Are we going to get to the point with county cricket where we accept it is never going to make any money, continue to play at the start and end of seasons or do we actually try and do something to make it more accessible to people?
Do we just write it off as a country yet still play it, so it is just a breeding ground for players to prepare for Test cricket? It would leave domestic cricket surviving through the Royal London Cup, T20 Blast and the new eight-team franchise competition.
Or do we back the Championship? The Conference idea is decent, but if they are going to play it in June, July or August, where is the T20 Blast, eight-team franchise and one-day competition going to go? Do we have to get rid of one of the one-day cups and play the County Championship alongside the eight-team franchise?
As is stands, as long as the championship continues to be played at the start and end of seasons as it is now and your home county is not going to play at their home ground for four months, like Yorkshire, then how can you attract new people?
For me, Yorkshire are strong when they are winning games at home at Headingley. People do not like coming here and it is a fortress and we have bowlers who do really well on it.
Looking at the championship scheduling this year, there are three games in April, two in May, three in June and July – one is in Scarborough – and six in August and September. Four months without a county game at Headingley is just unbelievable.
If you are a member and live in Barnsley, Sheffield or Leeds, you are paying to watch a lot of cricket in minus two temperatures in April. One was rained off without a ball being bowled and in the other game, Yorkshire won, which shows they have a dominance at home.
Now we are not going to play a county game until the end of August at Headingley, which will not suit Yorkshire as the pitches will be drier in August and September. It makes it very difficult for Yorkshire to be successful.

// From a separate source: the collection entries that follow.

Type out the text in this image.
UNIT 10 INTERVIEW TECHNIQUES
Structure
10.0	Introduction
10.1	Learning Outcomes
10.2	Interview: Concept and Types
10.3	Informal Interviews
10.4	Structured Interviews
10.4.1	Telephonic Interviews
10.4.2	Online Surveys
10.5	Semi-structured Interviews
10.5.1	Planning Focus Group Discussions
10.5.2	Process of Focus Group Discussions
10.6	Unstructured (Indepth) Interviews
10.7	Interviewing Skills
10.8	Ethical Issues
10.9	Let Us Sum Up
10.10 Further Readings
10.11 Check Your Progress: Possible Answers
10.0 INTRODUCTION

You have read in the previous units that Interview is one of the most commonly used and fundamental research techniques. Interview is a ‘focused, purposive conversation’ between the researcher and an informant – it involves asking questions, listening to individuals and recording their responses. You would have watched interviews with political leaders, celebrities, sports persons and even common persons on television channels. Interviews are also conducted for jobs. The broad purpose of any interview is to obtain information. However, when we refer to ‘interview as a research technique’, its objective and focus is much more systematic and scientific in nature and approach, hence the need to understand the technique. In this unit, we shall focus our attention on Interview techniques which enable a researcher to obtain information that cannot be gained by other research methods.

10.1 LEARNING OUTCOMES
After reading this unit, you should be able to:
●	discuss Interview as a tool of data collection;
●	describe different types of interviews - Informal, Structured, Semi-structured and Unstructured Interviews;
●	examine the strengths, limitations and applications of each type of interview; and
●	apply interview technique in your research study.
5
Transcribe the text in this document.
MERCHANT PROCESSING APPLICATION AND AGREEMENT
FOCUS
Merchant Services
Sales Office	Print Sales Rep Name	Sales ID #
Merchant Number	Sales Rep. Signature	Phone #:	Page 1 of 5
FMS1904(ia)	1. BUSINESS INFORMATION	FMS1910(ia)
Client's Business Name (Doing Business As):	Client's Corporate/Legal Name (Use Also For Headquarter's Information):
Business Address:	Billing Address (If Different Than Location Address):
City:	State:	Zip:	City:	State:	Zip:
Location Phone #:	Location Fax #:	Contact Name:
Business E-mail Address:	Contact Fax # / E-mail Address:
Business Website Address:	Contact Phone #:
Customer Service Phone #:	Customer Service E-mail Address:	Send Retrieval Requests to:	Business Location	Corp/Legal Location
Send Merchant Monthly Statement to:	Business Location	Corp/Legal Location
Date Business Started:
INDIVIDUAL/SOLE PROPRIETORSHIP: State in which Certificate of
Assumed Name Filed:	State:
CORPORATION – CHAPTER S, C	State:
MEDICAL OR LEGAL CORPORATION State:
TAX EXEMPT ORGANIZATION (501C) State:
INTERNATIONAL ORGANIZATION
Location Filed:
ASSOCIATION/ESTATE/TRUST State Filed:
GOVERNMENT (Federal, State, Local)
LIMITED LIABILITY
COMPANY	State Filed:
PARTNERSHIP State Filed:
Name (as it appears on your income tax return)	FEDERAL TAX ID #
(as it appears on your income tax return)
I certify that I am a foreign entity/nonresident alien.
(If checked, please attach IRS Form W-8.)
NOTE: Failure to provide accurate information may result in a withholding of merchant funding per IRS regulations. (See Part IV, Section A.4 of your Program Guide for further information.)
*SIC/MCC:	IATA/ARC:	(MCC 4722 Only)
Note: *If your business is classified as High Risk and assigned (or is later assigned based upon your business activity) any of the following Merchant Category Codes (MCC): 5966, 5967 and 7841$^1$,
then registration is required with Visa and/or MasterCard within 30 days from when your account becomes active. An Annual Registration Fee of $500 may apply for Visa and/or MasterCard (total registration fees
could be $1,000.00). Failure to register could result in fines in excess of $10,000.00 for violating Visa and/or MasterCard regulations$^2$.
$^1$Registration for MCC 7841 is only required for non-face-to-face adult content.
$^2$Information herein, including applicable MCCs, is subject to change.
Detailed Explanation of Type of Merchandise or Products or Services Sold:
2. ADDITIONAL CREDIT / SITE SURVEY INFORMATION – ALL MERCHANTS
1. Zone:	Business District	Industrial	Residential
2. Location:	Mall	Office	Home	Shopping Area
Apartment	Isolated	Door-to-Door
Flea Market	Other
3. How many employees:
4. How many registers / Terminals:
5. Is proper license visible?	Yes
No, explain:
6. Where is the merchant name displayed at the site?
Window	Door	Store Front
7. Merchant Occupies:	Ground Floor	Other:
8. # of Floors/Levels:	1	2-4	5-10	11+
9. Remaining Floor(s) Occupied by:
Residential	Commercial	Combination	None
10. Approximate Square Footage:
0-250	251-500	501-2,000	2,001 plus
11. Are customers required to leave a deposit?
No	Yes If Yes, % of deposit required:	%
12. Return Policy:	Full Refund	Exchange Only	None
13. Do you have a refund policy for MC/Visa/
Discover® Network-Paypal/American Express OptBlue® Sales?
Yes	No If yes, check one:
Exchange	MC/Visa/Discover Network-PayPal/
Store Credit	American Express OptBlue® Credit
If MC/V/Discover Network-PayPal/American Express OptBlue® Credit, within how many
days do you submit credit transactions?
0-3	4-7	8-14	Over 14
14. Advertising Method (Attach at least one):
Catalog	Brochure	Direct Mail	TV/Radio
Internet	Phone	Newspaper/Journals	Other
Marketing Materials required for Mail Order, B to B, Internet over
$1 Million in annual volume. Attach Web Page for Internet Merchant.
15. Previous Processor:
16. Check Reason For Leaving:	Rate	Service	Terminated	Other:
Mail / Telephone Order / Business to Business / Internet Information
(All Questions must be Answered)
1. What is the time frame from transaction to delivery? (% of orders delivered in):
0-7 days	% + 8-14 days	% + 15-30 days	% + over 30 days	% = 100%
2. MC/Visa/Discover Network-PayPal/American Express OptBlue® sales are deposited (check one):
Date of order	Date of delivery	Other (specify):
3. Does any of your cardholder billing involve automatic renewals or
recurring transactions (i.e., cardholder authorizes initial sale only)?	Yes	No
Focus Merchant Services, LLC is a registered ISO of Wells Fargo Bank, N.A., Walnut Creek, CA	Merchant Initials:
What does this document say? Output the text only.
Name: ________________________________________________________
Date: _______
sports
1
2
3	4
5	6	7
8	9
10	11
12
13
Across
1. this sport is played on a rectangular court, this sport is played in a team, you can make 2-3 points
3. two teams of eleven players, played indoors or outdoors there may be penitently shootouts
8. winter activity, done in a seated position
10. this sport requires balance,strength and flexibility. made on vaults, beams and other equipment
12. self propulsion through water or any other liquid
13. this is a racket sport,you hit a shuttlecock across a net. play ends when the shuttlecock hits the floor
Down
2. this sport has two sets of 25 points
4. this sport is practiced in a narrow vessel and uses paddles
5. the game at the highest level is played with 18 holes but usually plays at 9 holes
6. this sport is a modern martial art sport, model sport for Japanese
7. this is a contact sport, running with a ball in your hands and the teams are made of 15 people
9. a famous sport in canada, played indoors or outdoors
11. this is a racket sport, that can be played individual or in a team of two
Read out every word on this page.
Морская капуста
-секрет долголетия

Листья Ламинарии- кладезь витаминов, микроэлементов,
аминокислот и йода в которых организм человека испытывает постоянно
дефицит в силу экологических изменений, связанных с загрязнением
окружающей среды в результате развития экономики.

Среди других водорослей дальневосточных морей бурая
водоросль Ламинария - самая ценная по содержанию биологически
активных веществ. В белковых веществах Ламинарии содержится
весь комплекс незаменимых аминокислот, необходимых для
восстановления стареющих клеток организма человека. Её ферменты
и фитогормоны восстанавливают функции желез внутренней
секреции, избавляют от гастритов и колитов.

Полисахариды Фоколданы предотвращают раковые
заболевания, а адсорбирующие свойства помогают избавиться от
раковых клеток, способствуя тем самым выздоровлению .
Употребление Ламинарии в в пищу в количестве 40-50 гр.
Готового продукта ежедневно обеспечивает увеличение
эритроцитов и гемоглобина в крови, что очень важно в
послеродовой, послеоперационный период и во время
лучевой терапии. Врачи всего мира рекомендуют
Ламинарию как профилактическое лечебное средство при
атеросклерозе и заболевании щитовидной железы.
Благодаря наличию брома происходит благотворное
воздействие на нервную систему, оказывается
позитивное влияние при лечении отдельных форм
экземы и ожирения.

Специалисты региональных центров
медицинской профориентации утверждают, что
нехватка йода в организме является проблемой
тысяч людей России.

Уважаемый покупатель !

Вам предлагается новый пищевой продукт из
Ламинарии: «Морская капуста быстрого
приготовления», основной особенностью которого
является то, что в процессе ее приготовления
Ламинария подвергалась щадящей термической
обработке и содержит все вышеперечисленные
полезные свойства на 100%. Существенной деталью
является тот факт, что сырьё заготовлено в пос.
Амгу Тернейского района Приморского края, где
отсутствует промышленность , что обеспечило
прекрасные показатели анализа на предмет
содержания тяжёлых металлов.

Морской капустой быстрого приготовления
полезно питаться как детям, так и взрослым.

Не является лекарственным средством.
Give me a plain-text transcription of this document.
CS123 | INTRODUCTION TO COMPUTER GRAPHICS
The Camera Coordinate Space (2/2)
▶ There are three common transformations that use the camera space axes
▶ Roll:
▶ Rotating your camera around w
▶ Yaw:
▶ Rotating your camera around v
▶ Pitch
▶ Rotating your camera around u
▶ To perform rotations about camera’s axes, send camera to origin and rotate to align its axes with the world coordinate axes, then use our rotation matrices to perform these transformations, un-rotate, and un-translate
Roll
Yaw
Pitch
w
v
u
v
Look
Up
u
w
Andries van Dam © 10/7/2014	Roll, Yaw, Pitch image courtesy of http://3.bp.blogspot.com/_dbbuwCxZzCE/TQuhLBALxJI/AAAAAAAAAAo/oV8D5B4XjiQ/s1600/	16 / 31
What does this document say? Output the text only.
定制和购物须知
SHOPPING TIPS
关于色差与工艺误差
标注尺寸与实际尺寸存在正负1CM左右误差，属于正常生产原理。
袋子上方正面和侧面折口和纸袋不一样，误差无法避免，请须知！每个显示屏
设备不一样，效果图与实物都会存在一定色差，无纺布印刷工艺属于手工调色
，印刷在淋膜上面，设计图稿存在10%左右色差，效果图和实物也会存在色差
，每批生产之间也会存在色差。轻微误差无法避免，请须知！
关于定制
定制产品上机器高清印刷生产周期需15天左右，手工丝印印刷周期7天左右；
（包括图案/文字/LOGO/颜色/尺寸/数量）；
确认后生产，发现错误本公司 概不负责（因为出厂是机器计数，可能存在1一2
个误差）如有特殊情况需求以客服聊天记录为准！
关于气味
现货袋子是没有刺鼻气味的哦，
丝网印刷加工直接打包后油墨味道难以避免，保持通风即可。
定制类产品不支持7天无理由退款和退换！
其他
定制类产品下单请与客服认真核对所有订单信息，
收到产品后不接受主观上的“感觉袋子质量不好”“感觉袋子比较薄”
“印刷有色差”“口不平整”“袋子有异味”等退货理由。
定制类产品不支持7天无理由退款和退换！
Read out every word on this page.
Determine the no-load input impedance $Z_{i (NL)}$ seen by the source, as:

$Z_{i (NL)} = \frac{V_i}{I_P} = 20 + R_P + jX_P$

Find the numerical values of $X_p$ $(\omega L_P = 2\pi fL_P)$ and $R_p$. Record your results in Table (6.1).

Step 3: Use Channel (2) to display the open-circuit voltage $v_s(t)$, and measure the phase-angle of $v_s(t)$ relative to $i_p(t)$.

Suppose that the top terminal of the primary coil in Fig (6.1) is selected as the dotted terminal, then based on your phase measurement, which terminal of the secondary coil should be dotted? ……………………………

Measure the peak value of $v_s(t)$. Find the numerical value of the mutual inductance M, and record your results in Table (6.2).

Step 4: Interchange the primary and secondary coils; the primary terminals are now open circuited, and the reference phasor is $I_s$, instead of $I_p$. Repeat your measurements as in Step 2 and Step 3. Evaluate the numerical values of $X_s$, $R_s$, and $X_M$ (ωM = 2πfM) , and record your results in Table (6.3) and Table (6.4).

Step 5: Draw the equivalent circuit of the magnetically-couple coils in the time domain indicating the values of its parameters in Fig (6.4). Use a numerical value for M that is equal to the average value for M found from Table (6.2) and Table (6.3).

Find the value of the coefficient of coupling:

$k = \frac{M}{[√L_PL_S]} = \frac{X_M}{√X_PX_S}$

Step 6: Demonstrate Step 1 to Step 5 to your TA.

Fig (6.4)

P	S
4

I remember when we used to travel around the county and one of the reasons we stopped was because we never really got any home advantage.
But, as it stands now, we do not because we are not playing at our main home in the most important part of the summer.
For me, we are relying on Test cricket to keep Headingley going – without that, it cannot survive. There might be T20 and limited overs games, but that is it.
It could reach a situation where counties eventually have one-day membership options. Some players now play just white-ball cricket so some members may soon start asking: ‘Can I just get one-day membership?’
The action so far this season just shows why we are struggling in the four-day game.
Playing championship games now and at the end of the season benefits nobody. The pitches are bad and bowlers just run up, hit the seam and take wickets. Simple as that. My point is reinforced by looking at how many Yorkshire were rolled over for at Chelmsford yesterday – 50!
If it was not for the rain, I do not think we would have had a game to have gone four days yet.
We are also coming around to selection for the first Test against Pakistan and how can you select anybody on what you have seen so far?
The winter was a disaster in Test cricket for England, but you cannot make changes because you cannot judge the bowlers on the pitches they are playing on.
Look at the type of bowler taking all the wickets and it gives you a story in itself.
The chairman of Test selectors is working on a stats game. But how can you judge players on stats at the start of the season? If you did, you would be picking 11 different players to the last Test.
You need to be playing County Championship cricket on the best pitches in the summer to have a proper look at the players. You cannot judge any players on some of the pitches we are playing on at the moment.
Groundsmen do get very sensitive when I talk about the pitches we prepare. Because of the two divisions, people know you need results to win the Division One title and, in Division Two, the pitches are even worse because counties are worried about not getting the results to get back up.
The better teams back themselves to beat the sides below them and that is why you mainly get teams coming back up nearly all the time such as Worcester.
This is not a dig at the groundsmen, who are absolutely fantastic in what they do. I have seen them at close hand in preparing both cricket and football pitches.
But they are under pressure from the clubs to produce pitches to get results.